In Deutschland besitzen rund 98 Prozent der Menschen mit ausländischen Wurzeln ein Handy.
Wer den richtigen Anbieter wählt, kann günstig in ferne Länder telefonieren. Doch Vorsicht, einige Mobilfunkverträge stecken voller Kostenfallen.

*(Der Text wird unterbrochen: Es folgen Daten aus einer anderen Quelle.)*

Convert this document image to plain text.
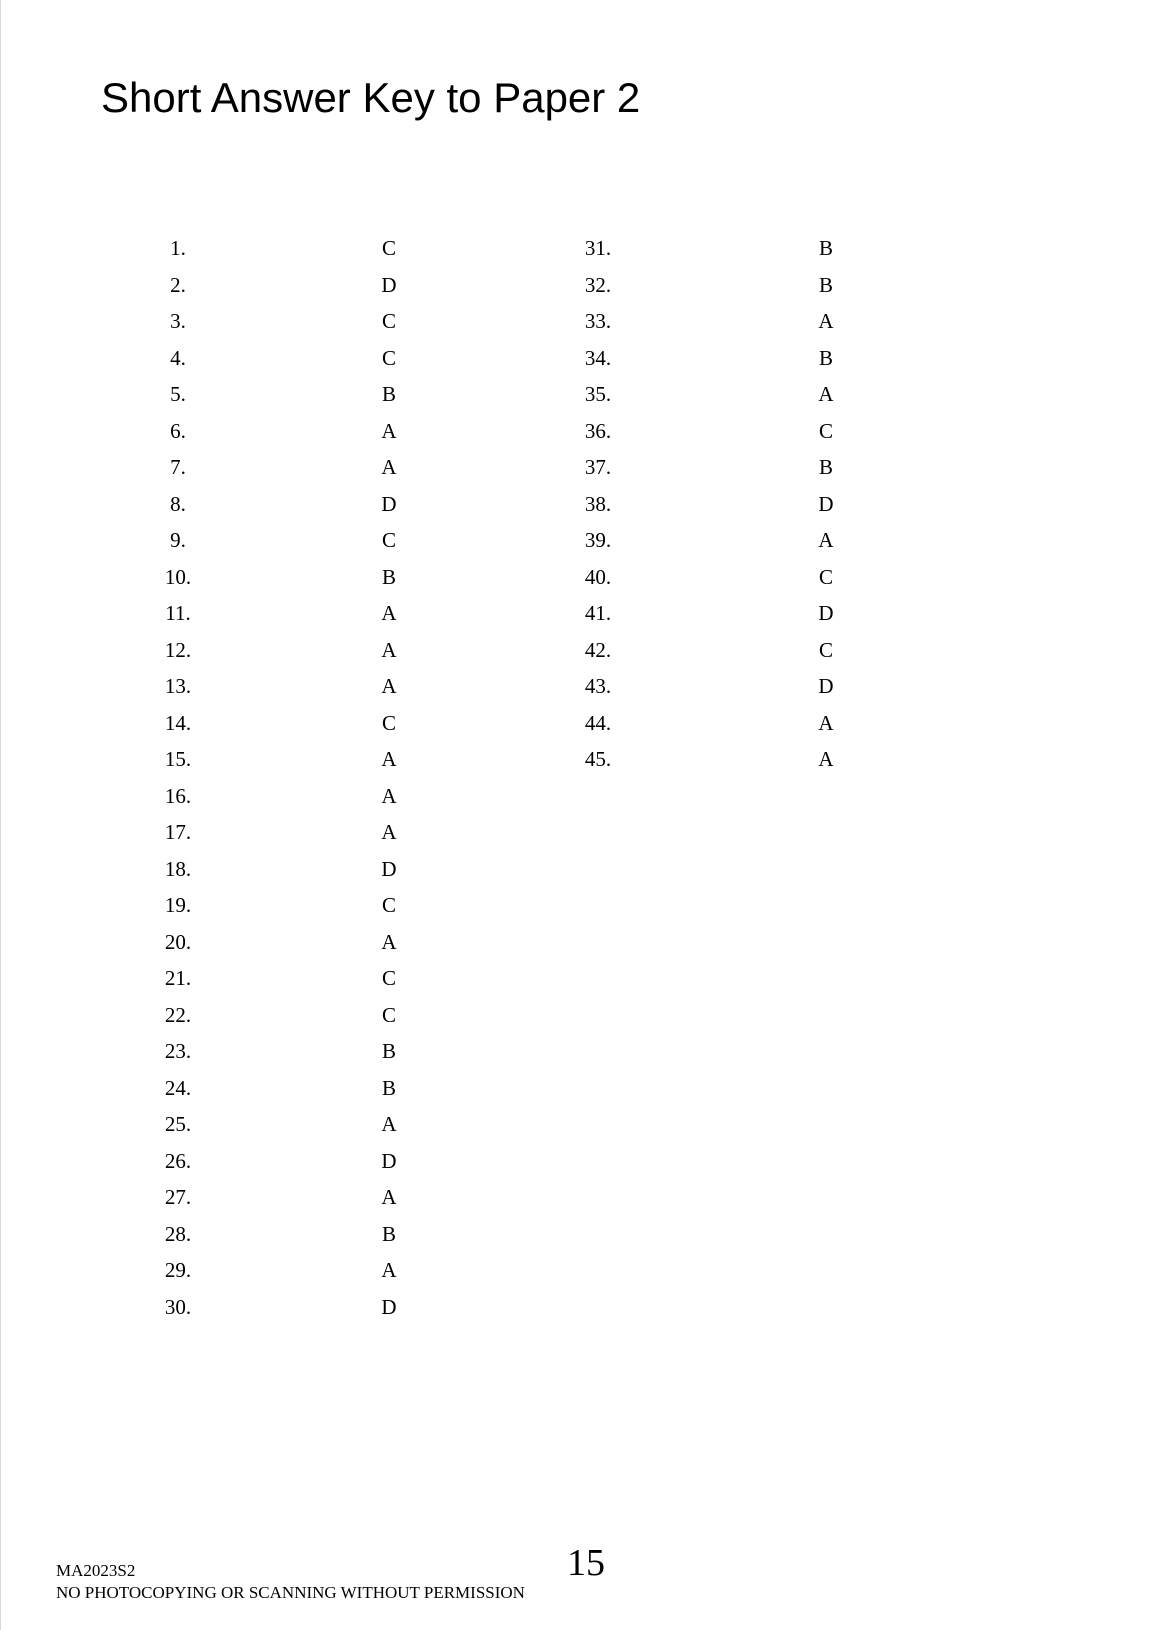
Short Answer Key to Paper 2
1.	C
2.	D
3.	C
4.	C
5.	B
6.	A
7.	A
8.	D
9.	C
10.	B
11.	A
12.	A
13.	A
14.	C
15.	A
16.	A
17.	A
18.	D
19.	C
20.	A
21.	C
22.	C
23.	B
24.	B
25.	A
26.	D
27.	A
28.	B
29.	A
30.	D
31.	B
32.	B
33.	A
34.	B
35.	A
36.	C
37.	B
38.	D
39.	A
40.	C
41.	D
42.	C
43.	D
44.	A
45.	A
MA2023S2
NO PHOTOCOPYING OR SCANNING WITHOUT PERMISSION
15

Die Werbeslogans sind kurz, griffig und verlockend. „Anrufe weltweit ab 1 Ct/Min!“, „Die perfekte Verbindung – auch in die Türkei“ oder „Keine Roaming-Gebühren mehr!“. Unwiderstehlich wirken solche Handytarife, wenn sie „auf Wunsch mit Top-Smartphones kombinierbar“ sind. Unsere Mobilfunk-Spezialisten kennen derartige Versprechen aus langer Erfahrung, sie wissen, welche Kostenfallen sich hinter vermeintlich günstigen Tarifen verbergen können. Jetzt untersuchten sie zum ersten Mal Auslandstarife, die speziell auf die Bedürfnisse von Migranten zugeschnitten sind. Sie telefonieren gerne und viel mit dem Handy. Außerdem ist ihnen der Kontakt zu Freunden und Verwandten im anderen Land wichtig, das ergab eine Forsa-Studie im Auftrag eines Mobilfunkunternehmens.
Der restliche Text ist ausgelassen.